- - Tuesday, October 14, 2014

ANALYSIS/OPINION:

Publishers of law books occupy a sweet spot in the law. Without fail, the legal tomes expand every year. The last Congress added 284 statutes, and Congress has added 184 so far in this session. More than 20,000 bills have been signed into law, and they all had to go into the law books, requiring frequently updated volumes. The rarest law of all is one that repeals an obsolete statute.

Governments here could learn a thing or two from Narenda Modi, the new prime minister of India, who rode to office on the slogan, “minimum government, maximum governance.” He’s redeeming the promise by trimming the fat from the law code. The Centre for Civil Society, a freedom-oriented think tank in New Delhi, estimates that India’s code is still cluttered with 3,000 useless directives, some of them from the colonial era. “Some of the laws on our books are laughable,” says Ravi Shankar Prasad, the law minister. “Others have no place in a modern and democratic India.”

One of the laws on the chopping block decrees that certain property in Calcutta may only be sold to the East India Company, which went out of business more than a century ago. Though they may seem harmless, obsolete statutes weigh down business and harm India’s economic competitiveness. Campaigning this spring, Mr. Modi pledged that for every new law passed, he would see to it that government repeals 10 redundant laws. Mr. Modi wanted to toss 100 statutes in the bin in his first 100 days.

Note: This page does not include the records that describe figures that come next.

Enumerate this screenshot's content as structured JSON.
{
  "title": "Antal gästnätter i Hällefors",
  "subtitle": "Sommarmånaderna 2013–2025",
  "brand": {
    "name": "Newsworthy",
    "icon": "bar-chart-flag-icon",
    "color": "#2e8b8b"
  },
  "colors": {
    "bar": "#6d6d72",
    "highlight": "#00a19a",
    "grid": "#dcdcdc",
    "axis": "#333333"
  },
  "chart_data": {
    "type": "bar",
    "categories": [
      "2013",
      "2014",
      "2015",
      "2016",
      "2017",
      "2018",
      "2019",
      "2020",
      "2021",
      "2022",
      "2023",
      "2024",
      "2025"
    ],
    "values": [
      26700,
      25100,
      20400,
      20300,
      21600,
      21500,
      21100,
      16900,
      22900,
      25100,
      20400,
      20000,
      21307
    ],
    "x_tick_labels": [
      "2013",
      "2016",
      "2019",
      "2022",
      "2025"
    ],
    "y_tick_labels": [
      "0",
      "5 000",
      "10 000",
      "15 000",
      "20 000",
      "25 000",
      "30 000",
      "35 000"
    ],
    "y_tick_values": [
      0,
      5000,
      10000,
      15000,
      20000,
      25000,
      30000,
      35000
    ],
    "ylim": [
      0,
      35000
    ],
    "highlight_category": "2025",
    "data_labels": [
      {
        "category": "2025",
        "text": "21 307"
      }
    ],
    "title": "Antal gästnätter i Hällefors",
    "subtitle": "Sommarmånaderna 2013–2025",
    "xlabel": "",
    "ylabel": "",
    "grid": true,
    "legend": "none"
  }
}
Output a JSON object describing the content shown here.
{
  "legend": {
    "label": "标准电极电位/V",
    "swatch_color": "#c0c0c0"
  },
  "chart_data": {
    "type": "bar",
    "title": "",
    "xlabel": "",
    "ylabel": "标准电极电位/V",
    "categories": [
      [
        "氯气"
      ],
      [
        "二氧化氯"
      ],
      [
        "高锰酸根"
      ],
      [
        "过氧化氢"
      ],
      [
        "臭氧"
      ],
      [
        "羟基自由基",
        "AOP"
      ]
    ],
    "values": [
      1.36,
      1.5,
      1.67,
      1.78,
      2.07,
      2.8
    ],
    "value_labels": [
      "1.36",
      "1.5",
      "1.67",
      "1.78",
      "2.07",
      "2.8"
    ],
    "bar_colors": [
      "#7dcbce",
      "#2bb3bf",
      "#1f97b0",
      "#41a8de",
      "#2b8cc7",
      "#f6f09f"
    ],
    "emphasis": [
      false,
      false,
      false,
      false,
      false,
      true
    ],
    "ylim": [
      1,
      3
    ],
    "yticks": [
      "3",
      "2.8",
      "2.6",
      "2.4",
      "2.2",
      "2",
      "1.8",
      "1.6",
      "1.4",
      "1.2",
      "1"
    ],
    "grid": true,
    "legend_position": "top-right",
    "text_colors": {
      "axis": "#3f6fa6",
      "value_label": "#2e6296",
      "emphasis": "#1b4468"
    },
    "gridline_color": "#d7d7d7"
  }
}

He didn’t make it, but he’s close. His government has revised 36 obsolete laws, and a bill is pending to eliminate 287 obsolete statutes this winter. His ministers have put 1,000 up for the shredder. Mr. Modi is clearly on to something. Here in America, a few states have sifted through their codes to identify pointless laws and regulations and marked them for elimination.

Gov. Sam Brownback of Kansas, a Republican, created the “Office of the Repealer” three years ago. The office, the first in the nation, eliminated scores of impractical regulations, bad laws and outdated executive orders. The Kansas law books are no longer cluttered by a state fee on pest-control operators, a process for appointing “jail matrons” and instructions for reinstating a sheriff after a lynching in his county.

Tennessee followed Kansas with a repealer last year. Rhode Island devised a weaker but useful method of ridding outmoded laws through a joint legislative committee. Even in Illinois, there’s an interest in the idea.

Washington politicians can’t resist seeing their names attached to new resolutions and acts of Congress, so there’s never an incentive to do the right thing. Success in India and Kansas ought to be an inspiration to congressmen who say they’re for leaner government.